7ème risque : « la remontée des taux longs ». Allant de pair avec le risque précédent, une réactivation des doutes des investisseurs sur les capacités de remboursement des Etats se traduirait par une augmentation des primes de risques appliquées aux taux d’emprunt des Etats. Ce cercle vicieux accroîtrait le risque de défaut des Etats concernés. Ce risque est actuellement très faible grâce à la relance monétaire de la BCE, qui pousse les taux longs à la baisse. Ce risque est plutôt un risque de long terme.

Le CAC40 ne pourrait pas repasser à la hausse les 5.000 points

Même si certains risques paraissent ainsi lointains, Marc Toauti estime qu’« à leurs niveaux actuels, les marchés actions ont, selon nous, utilisé tout leur potentiel de hausse ». L’économiste précise qu’au-delà des niveaux actuels, les indices boursiers « entreraient dans une bulle, qui ne manquera pas de se dégonfler ».

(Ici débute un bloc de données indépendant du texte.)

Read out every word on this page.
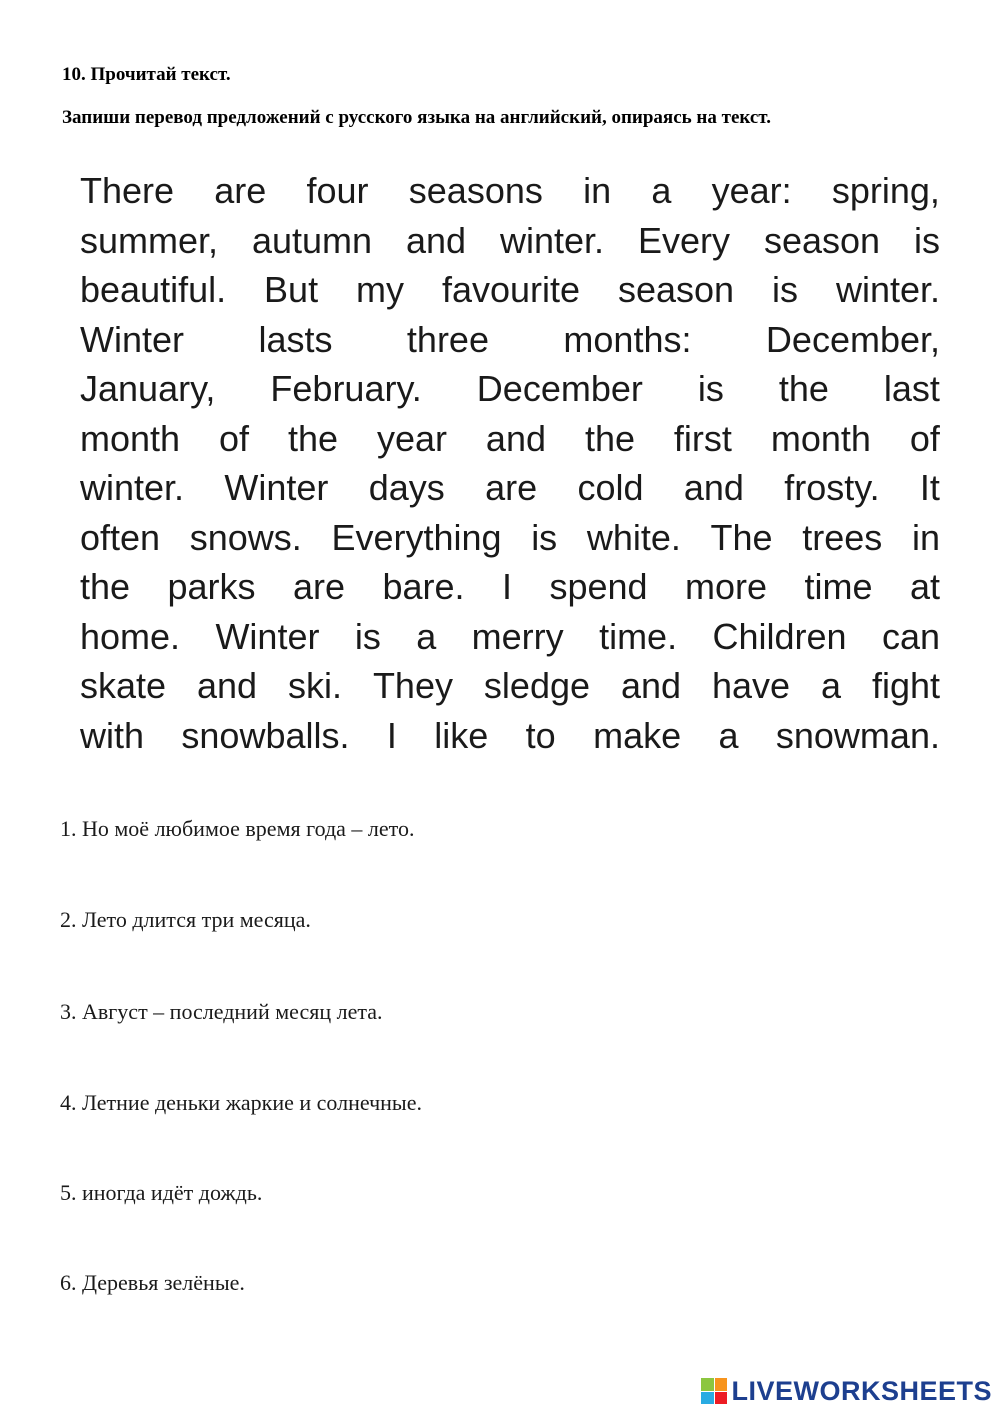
10. Прочитай текст.

Запиши перевод предложений с русского языка на английский, опираясь на текст.

There are four seasons in a year: spring,
summer, autumn and winter. Every season is
beautiful. But my favourite season is winter.
Winter lasts three months: December,
January, February. December is the last
month of the year and the first month of
winter. Winter days are cold and frosty. It
often snows. Everything is white. The trees in
the parks are bare. I spend more time at
home. Winter is a merry time. Children can
skate and ski. They sledge and have a fight
with snowballs. I like to make a snowman.

1. Но моё любимое время года – лето.

2. Лето длится три месяца.

3. Август – последний месяц лета.

4. Летние деньки жаркие и солнечные.

5. иногда идёт дождь.

6. Деревья зелёные.

LIVEWORKSHEETS
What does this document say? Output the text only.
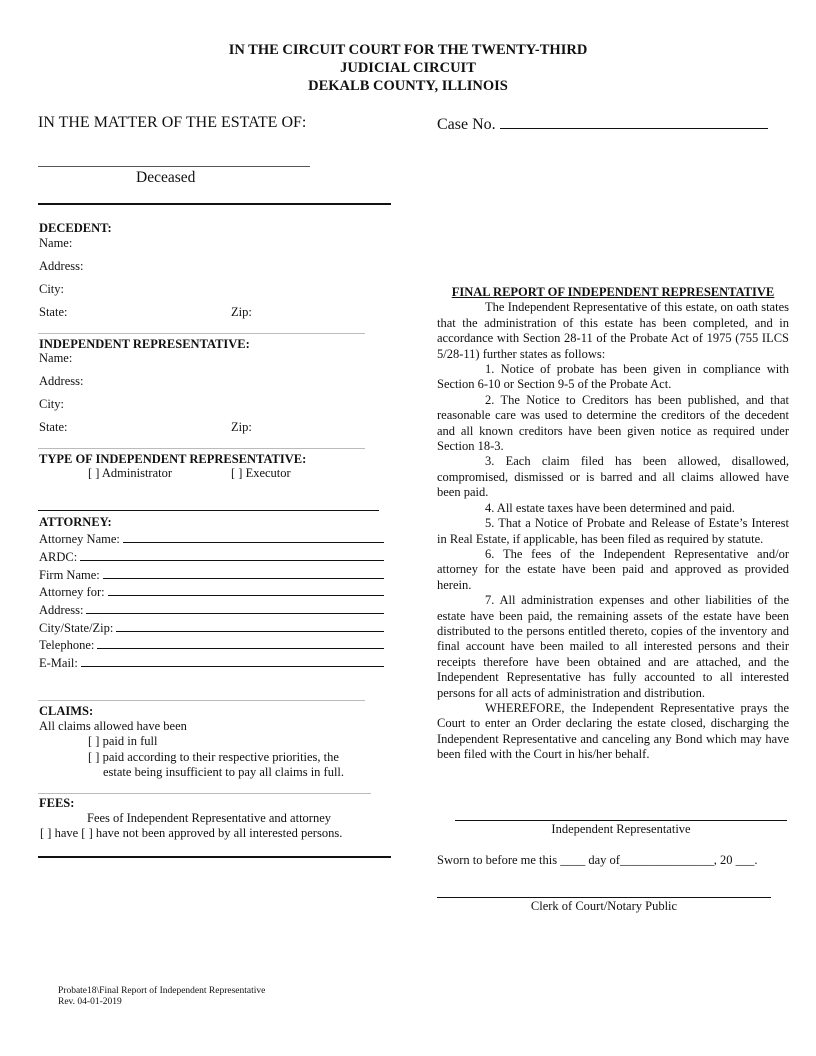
IN THE CIRCUIT COURT FOR THE TWENTY-THIRD
JUDICIAL CIRCUIT
DEKALB COUNTY, ILLINOIS
IN THE MATTER OF THE ESTATE OF:	Case No.
Deceased
DECEDENT:
Name:
Address:
City:
State:	Zip:
INDEPENDENT REPRESENTATIVE:
Name:
Address:
City:
State:	Zip:
TYPE OF INDEPENDENT REPRESENTATIVE:
[ ] Administrator	[ ] Executor
ATTORNEY:
Attorney Name:
ARDC:
Firm Name:
Attorney for:
Address:
City/State/Zip:
Telephone:
E-Mail:
CLAIMS:
All claims allowed have been
[ ] paid in full
[ ] paid according to their respective priorities, the
estate being insufficient to pay all claims in full.
FEES:
Fees of Independent Representative and attorney
[ ] have [ ] have not been approved by all interested persons.

FINAL REPORT OF INDEPENDENT REPRESENTATIVE

The Independent Representative of this estate, on oath states that the administration of this estate has been completed, and in accordance with Section 28-11 of the Probate Act of 1975 (755 ILCS 5/28-11) further states as follows:

1. Notice of probate has been given in compliance with Section 6-10 or Section 9-5 of the Probate Act.

2. The Notice to Creditors has been published, and that reasonable care was used to determine the creditors of the decedent and all known creditors have been given notice as required under Section 18-3.

3. Each claim filed has been allowed, disallowed, compromised, dismissed or is barred and all claims allowed have been paid.

4. All estate taxes have been determined and paid.

5. That a Notice of Probate and Release of Estate’s Interest in Real Estate, if applicable, has been filed as required by statute.

6. The fees of the Independent Representative and/or attorney for the estate have been paid and approved as provided herein.

7. All administration expenses and other liabilities of the estate have been paid, the remaining assets of the estate have been distributed to the persons entitled thereto, copies of the inventory and final account have been mailed to all interested persons and their receipts therefore have been obtained and are attached, and the Independent Representative has fully accounted to all interested persons for all acts of administration and distribution.

WHEREFORE, the Independent Representative prays the Court to enter an Order declaring the estate closed, discharging the Independent Representative and canceling any Bond which may have been filed with the Court in his/her behalf.

Independent Representative
Sworn to before me this ____ day of_______________, 20 ___.
Clerk of Court/Notary Public
Probate18\Final Report of Independent Representative
Rev. 04-01-2019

L’économiste s’attend à « une nette tendance baissière au cours des six prochains mois et un rebond significatif ensuite ». Un tel scénario pousserait ainsi à se montrer opportuniste : « une fois la correction baissière enregistrée et compte tenu de l’excès de liquidités accordées par les banques centrales, les marchés boursiers redeviendront attractifs » affirme l’économiste, et il sera temps de se repositionner pour profiter du rebond.

Autour de ce scénario central, Marc Touati s’attend à un large canal de fluctuation du CAC40 pour les mois à venir. «Ce canal ira de 4.200 à 4.800 [points], avec de possibles dépassements vers les 4.000 à la baisse et les 5.000 en phase de hausse », affirme-t-il.

Comme toujours, il reste impossible de savoir ce que feront véritablement les indices boursiers dans un futur proche. Marc Touati souligne simplement que malgré la hausse du mois d’octobre (+9,9% sur le CAC40), « il faut rester prudent ».